Arthur Pound, The Turning Wheel: The Story of General Motors Through Twenty-Five Years 1908-1933 (1934)
In 1948 the Holden was famously launched as ‘the Australian car’, however the design chosen was ultimately a foreign one. There had been plans for a fully Australian car put forward by Holden’s General Manager Laurence Hartnett, but he was ultimately removed from his post for obstinately insisting on having a car ‘designed within Australia…to suit Australian conditions’.
That same Hartnett sent Menzies his copy of The Turning Wheel, and the book is an important reminder that the story of Holden by no means began in 1948. Indeed, the company had started out in the 1850s as a South Australian saddlery business which in 1908 started applying its skills to car upholstery, and from there ended up expanding to deal with motor bodies. In 1924 the American company General Motors signed an exclusivity deal with Holden to produce bodies exclusively for its vehicles, and in 1931 General Motors obtained a large stake in Holden which was re-founded as General Motors Holden (GMH).

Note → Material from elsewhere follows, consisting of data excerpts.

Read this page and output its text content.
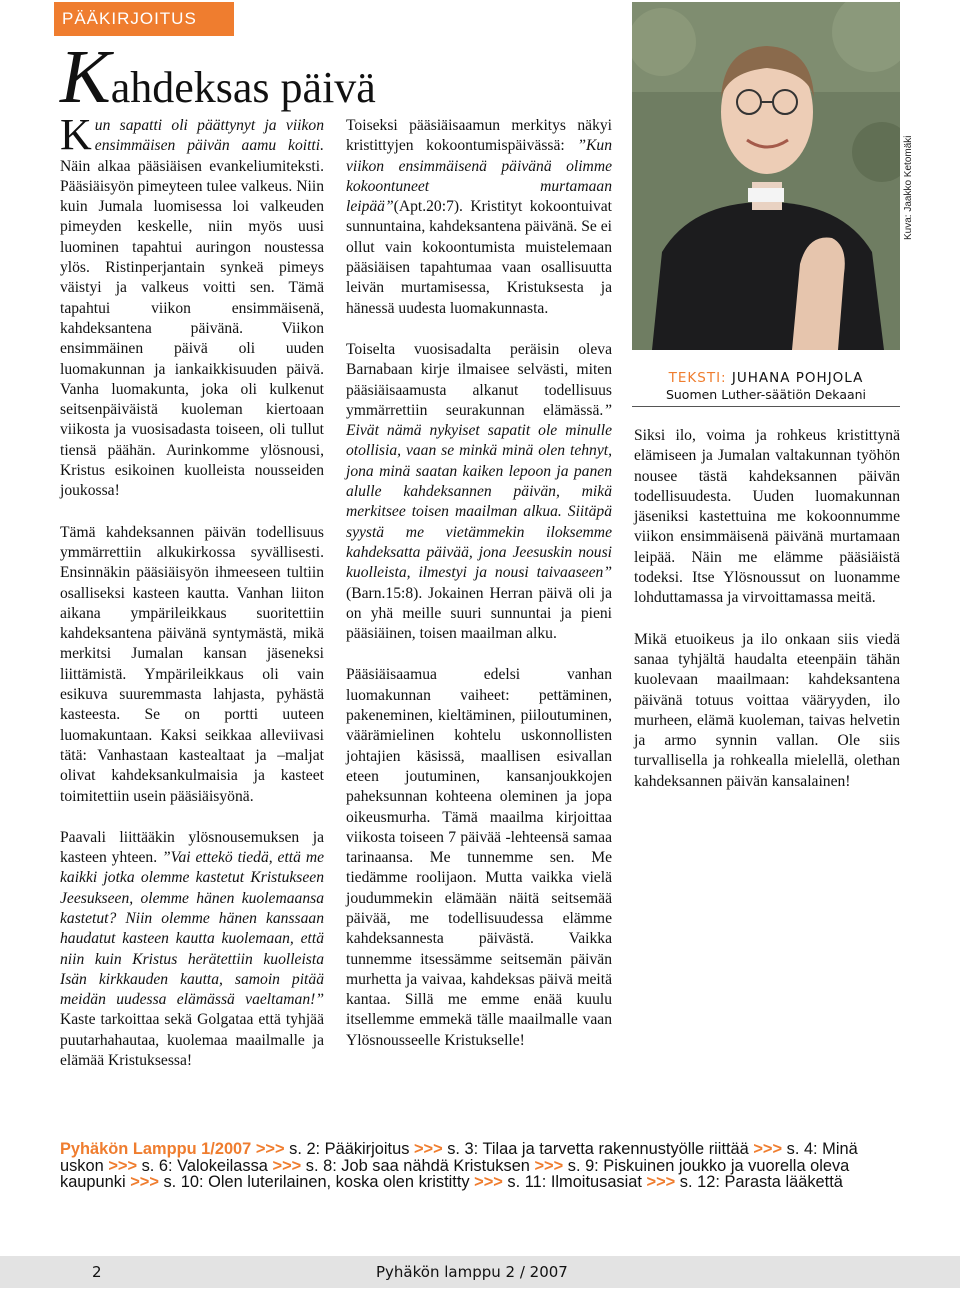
PÄÄKIRJOITUS
Kahdeksas päivä

Kun sapatti oli päättynyt ja viikon ensimmäisen päivän aamu koitti. Näin alkaa pääsiäisen evankeliumiteksti. Pääsiäisyön pimeyteen tulee valkeus. Niin kuin Jumala luomisessa loi valkeuden pimeyden keskelle, niin myös uusi luominen tapahtui auringon noustessa ylös. Ristinperjantain synkeä pimeys väistyi ja valkeus voitti sen. Tämä tapahtui viikon ensimmäisenä, kahdeksantena päivänä. Viikon ensimmäinen päivä oli uuden luomakunnan ja iankaikkisuuden päivä. Vanha luomakunta, joka oli kulkenut seitsenpäiväistä kuoleman kiertoaan viikosta ja vuosisadasta toiseen, oli tullut tiensä päähän. Aurinkomme ylösnousi, Kristus esikoinen kuolleista nousseiden joukossa!

Tämä kahdeksannen päivän todellisuus ymmärrettiin alkukirkossa syvällisesti. Ensinnäkin pääsiäisyön ihmeeseen tultiin osalliseksi kasteen kautta. Vanhan liiton aikana ympärileikkaus suoritettiin kahdeksantena päivänä syntymästä, mikä merkitsi Jumalan kansan jäseneksi liittämistä. Ympärileikkaus oli vain esikuva suuremmasta lahjasta, pyhästä kasteesta. Se on portti uuteen luomakuntaan. Kaksi seikkaa alleviivasi tätä: Vanhastaan kastealtaat ja –maljat olivat kahdeksankulmaisia ja kasteet toimitettiin usein pääsiäisyönä.

Paavali liittääkin ylösnousemuksen ja kasteen yhteen. ”Vai ettekö tiedä, että me kaikki jotka olemme kastetut Kristukseen Jeesukseen, olemme hänen kuolemaansa kastetut? Niin olemme hänen kanssaan haudatut kasteen kautta kuolemaan, että niin kuin Kristus herätettiin kuolleista Isän kirkkauden kautta, samoin pitää meidän uudessa elämässä vaeltaman!” Kaste tarkoittaa sekä Golgataa että tyhjää puutarhahautaa, kuolemaa maailmalle ja elämää Kristuksessa!

Toiseksi pääsiäisaamun merkitys näkyi kristittyjen kokoontumispäivässä: ”Kun viikon ensimmäisenä päivänä olimme kokoontuneet murtamaan leipää”(Apt.20:7). Kristityt kokoontuivat sunnuntaina, kahdeksantena päivänä. Se ei ollut vain kokoontumista muistelemaan pääsiäisen tapahtumaa vaan osallisuutta leivän murtamisessa, Kristuksesta ja hänessä uudesta luomakunnasta.

Toiselta vuosisadalta peräisin oleva Barnabaan kirje ilmaisee selvästi, miten pääsiäisaamusta alkanut todellisuus ymmärrettiin seurakunnan elämässä.” Eivät nämä nykyiset sapatit ole minulle otollisia, vaan se minkä minä olen tehnyt, jona minä saatan kaiken lepoon ja panen alulle kahdeksannen päivän, mikä merkitsee toisen maailman alkua. Siitäpä syystä me vietämmekin iloksemme kahdeksatta päivää, jona Jeesuskin nousi kuolleista, ilmestyi ja nousi taivaaseen” (Barn.15:8). Jokainen Herran päivä oli ja on yhä meille suuri sunnuntai ja pieni pääsiäinen, toisen maailman alku.

Pääsiäisaamua edelsi vanhan luomakunnan vaiheet: pettäminen, pakeneminen, kieltäminen, piiloutuminen, väärämielinen kohtelu uskonnollisten johtajien käsissä, maallisen esivallan eteen joutuminen, kansanjoukkojen paheksunnan kohteena oleminen ja jopa oikeusmurha. Tämä maailma kirjoittaa viikosta toiseen 7 päivää -lehteensä samaa tarinaansa. Me tunnemme sen. Me tiedämme roolijaon. Mutta vaikka vielä joudummekin elämään näitä seitsemää päivää, me todellisuudessa elämme kahdeksannesta päivästä. Vaikka tunnemme itsessämme seitsemän päivän murhetta ja vaivaa, kahdeksas päivä meitä kantaa. Sillä me emme enää kuulu itsellemme emmekä tälle maailmalle vaan Ylösnousseelle Kristukselle!

Kuva: Jaakko Ketomäki
TEKSTI: JUHANA POHJOLA
Suomen Luther-säätiön Dekaani

Siksi ilo, voima ja rohkeus kristittynä elämiseen ja Jumalan valtakunnan työhön nousee tästä kahdeksannen päivän todellisuudesta. Uuden luomakunnan jäseniksi kastettuina me kokoonnumme viikon ensimmäisenä päivänä murtamaan leipää. Näin me elämme pääsiäistä todeksi. Itse Ylösnoussut on luonamme lohduttamassa ja virvoittamassa meitä.

Mikä etuoikeus ja ilo onkaan siis viedä sanaa tyhjältä haudalta eteenpäin tähän kuolevaan maailmaan: kahdeksantena päivänä totuus voittaa vääryyden, ilo murheen, elämä kuoleman, taivas helvetin ja armo synnin vallan. Ole siis turvallisella ja rohkealla mielellä, olethan kahdeksannen päivän kansalainen!

Pyhäkön Lamppu 1/2007 >>> s. 2: Pääkirjoitus >>> s. 3: Tilaa ja tarvetta rakennustyölle riittää >>> s. 4: Minä uskon >>> s. 6: Valokeilassa >>> s. 8: Job saa nähdä Kristuksen >>> s. 9: Piskuinen joukko ja vuorella oleva kaupunki >>> s. 10: Olen luterilainen, koska olen kristitty >>> s. 11: Ilmoitusasiat >>> s. 12: Parasta lääkettä
2	Pyhäkön lamppu 2 / 2007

The English born Hartnett had worked for the GM corporation in both Britain and Sweden, and in 1934 he was sent to Australia to take charge of the new entity. He quickly fell in love with his adoptive home, becoming a fiercely patriotic Australian – as later events would prove. In May 1939 Hartnett was already in talks with the Menzies Government for how to realise the dream of a fully Australian-built car. Then in June 1939 he was outspoken on the need for Australia to lift its efforts at preparing for the coming global conflict, and even though this was a direct criticism of the Menzies Government, when war broke out Menzies immediately recruited Hartnett to take on an important role as Director of Ordinance Production.
In 1940, Menzies personally opened Holden’s new motor plant in Pagewood, NSW, exalting that the:
‘Development of Australian economic and industrial forces in time of war will lay the foundation for post-war rehabilitation… War is no time for industrial paralysis. It is really a splendid thing that although we are at war – and we may soon be more conscious of the horrors of war than we are today – this great plant should have been built. Our economic resources must be developed for the nation with the greatest economic forces will win the war.’
Menzies was correct in his view that wartime manufacturing would form an important basis for the post-war economy, even though he temporarily lost the prime ministership and was therefore not able to take the credit when the first fully Australian-built Holden rolled off of the assembly line. Nevertheless, the car would become an icon of the 1950s, with Menzian prosperity allowing far more Australians to get their hands on one than would otherwise be the case.
As for Hartnett, he responded to Menzies’s speech by characteristically bragging that the plant had not only been built by Australians, but also designed by Australians. When he was removed as General Manager, the GM corporation offered him a new position in America, but he preferred to resign from the company to continue to live in the Great Southern Land. Throughout the 1950s he continued to push for the manufacture of his Australian car, to be known as ‘the Hartnett’, however only 70-odd would ever be built. He eventually became a critic of Menzies, who refused to provide the level of government intervention in the market which would have been required to make the Hartnett a success.
However this tension proved temporary as, quite ironically, in the 1960s Hartnett would turn over a new leaf by pioneering the import of Japanese cars, under licence from the Nissan Motor Company. This was a direct product of the strong economic relationship with Japan which the Menzies Government had fostered through its landmark 1957 Commerce Agreement.